A inspiração vem dos espetáculos “Poeta, Moça e o Violão” (1973), com Vinícius de Moraes, Clara Nunes e Toquinho, e “Brasileiro, Profissão Esperança” (1974), de Paulo Pontes, interpretado em duas montagens diferentes por Paulo Gracindo e Clara Nunes, Ítalo Rossi e Maria Bethania.

Fotos: Daniel Quintela

 

Duração
90 minutos

 

Contatos para apresentações
Aquarela Brasileira
www.aquarelabrasileira.com.br
faleaquarela@gmail.com
(11) 99821-1330

Rede Social: www.facebook.com/viagemaminasmusical

 

Elenco
Wagner Merije é poeta, compositor, jornalista, roteirista, diretor e curador. Mineiro do mundo, tem trabalhos lançados no Brasil e no exterior e alguns prêmios no currículo. Publicou os livros Astros e Estrelas – Memórias de um jovem jornalista em Londres (2017), Cidade em transe (2015), Viagem a Minas Gerais (2013), Torpedos (2012), Mobimento – Educação e Comunicação Mobile (2012) – finalista do Prêmio Jabuti 2013, e Turnê do Encantamento (2009), lançados em alguns dos principais eventos literários do país. Sua escrita também está em antologias e em outras mídias. Trabalhou para jornais, revistas, TVs e rádios no Brasil e no exterior, tais como Folha de São Paulo/Ilustrada, O Tempo, TV Minas, TV Sesc, Rádio Inconfidência, dentre outros veículos. Criou e coordena o projeto MVMob – Minha Vida Mobile, que capacita estudantes e educadores para a apropriação criativa dos celulares. Tem músicas em discos, filmes, séries e programas de TV. Recebeu os prêmios Sesc Sated (2003), Prêmio Tim da Música Brasileira (2005), Rumos Itaú Cultural (2008), Inovação Educativa Fundação Telefônica – OEI (2011), Prêmio da Música Brasileira (2013)­­­­. Em 2014 foi homenageado pelo Salão Nacional de Poesia Psiu Poético. É de BH, já morou em Londres e desde 2005 habita SP. Mantém o site www.merije.com.br

Tâmara David é atriz, cantora e produtora cultural. Participou de diversos grupos como Teatro Negro e Atitude, Enxadário e Sambaê, onde iniciou o estudo da voz e da percussão através da pesquisa da música de domínio público, como o samba de roda do recôncavo baiano, afoxés, música popular e afro-brasileira. Mineira de Belo Horizonte, radicada em São Paulo, integrou o grupo Ilú Obá De Min de 2007 a 2016, e como coordenadora realizou junto ao grupo preparação vocal e estudo de que inclui cantigas em yorubá presentes na cultura dos terreiros de Candomblé. Também canta em grupos de música popular brasileira, como Prato Principal, Festa da Massa, Mbej-Lua de Encantarias, Samba Negras em Marcha e Tambores em Mim.

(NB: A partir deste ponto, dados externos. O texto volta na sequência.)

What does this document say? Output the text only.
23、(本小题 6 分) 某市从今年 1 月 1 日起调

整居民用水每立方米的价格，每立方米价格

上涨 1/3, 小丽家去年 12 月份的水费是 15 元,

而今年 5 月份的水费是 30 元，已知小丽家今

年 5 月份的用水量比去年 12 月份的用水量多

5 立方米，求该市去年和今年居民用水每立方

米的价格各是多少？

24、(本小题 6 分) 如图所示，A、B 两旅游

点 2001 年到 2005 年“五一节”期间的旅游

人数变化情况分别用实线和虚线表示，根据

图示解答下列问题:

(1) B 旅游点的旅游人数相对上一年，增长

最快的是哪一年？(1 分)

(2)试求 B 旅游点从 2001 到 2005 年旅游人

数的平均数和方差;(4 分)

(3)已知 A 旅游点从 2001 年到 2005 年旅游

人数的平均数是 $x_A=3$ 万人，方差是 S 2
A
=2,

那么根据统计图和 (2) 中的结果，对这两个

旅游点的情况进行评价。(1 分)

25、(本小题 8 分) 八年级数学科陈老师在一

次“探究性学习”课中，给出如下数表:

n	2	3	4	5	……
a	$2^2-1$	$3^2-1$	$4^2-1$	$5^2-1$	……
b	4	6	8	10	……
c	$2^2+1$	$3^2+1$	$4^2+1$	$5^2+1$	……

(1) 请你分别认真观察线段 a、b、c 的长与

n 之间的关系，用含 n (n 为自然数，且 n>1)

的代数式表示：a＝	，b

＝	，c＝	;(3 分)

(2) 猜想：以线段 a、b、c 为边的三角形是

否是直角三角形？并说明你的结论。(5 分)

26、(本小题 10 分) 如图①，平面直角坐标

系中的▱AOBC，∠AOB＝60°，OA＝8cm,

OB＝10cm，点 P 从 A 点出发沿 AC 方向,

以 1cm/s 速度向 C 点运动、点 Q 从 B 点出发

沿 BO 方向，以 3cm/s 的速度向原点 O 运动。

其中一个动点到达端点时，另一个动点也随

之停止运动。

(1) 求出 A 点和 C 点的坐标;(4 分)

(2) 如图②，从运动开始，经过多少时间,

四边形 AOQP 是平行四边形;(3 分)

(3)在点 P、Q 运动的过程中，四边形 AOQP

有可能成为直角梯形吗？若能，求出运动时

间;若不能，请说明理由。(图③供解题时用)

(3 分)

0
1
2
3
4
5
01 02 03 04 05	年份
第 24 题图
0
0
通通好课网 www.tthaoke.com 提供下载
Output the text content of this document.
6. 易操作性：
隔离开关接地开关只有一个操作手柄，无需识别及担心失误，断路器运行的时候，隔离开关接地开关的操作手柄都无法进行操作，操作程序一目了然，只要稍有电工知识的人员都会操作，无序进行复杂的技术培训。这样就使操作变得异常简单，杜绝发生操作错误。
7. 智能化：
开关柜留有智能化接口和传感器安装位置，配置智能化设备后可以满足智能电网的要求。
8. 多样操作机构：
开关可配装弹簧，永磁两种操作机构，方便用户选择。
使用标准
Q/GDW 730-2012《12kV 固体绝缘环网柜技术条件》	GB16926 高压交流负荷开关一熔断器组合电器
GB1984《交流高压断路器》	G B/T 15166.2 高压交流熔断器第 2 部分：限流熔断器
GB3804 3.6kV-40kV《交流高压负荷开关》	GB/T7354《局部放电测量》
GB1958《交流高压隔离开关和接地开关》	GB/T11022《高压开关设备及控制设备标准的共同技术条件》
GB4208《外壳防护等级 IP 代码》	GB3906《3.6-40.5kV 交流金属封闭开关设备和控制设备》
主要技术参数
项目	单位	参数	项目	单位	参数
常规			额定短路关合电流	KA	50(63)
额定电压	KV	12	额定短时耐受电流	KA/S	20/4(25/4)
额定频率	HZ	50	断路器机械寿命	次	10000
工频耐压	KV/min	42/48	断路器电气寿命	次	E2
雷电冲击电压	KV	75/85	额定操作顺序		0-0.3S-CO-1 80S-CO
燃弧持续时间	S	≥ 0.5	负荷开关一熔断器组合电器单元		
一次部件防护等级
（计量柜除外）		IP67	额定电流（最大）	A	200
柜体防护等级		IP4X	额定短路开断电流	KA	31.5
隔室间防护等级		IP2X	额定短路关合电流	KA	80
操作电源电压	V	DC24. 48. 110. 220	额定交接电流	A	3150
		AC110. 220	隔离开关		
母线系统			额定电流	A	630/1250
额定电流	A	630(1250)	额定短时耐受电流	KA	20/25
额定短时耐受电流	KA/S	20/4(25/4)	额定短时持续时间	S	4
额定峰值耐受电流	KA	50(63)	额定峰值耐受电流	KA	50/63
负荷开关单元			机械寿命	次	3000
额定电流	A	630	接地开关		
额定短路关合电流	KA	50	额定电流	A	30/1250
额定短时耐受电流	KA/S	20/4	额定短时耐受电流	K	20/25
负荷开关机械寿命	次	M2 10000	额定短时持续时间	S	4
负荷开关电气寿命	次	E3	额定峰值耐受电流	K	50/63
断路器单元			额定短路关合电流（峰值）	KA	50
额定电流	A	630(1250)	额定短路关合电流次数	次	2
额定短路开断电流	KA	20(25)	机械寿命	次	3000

Matheus Nascimento começou estudar violão aos 7 anos de idade no sul de Minas, onde nasceu. Hoje, como 26, morando em São Paulo, participa de diversos grupos e acompanha sambistas da nova geração e também da velha guarda, como Zé Maria, Toinho Melodia, Ideval Anselmo, Carlão do Peruche, Embaixada do Samba , Wilson das Neves, entre outros. Dirige musicalmente o grupo Roberta Oliveira & O bando de Lá e participa dos projetos, Cantigas de Alem Mar, Prato Principal e Combo de Musica Brasileira Moacir Santos.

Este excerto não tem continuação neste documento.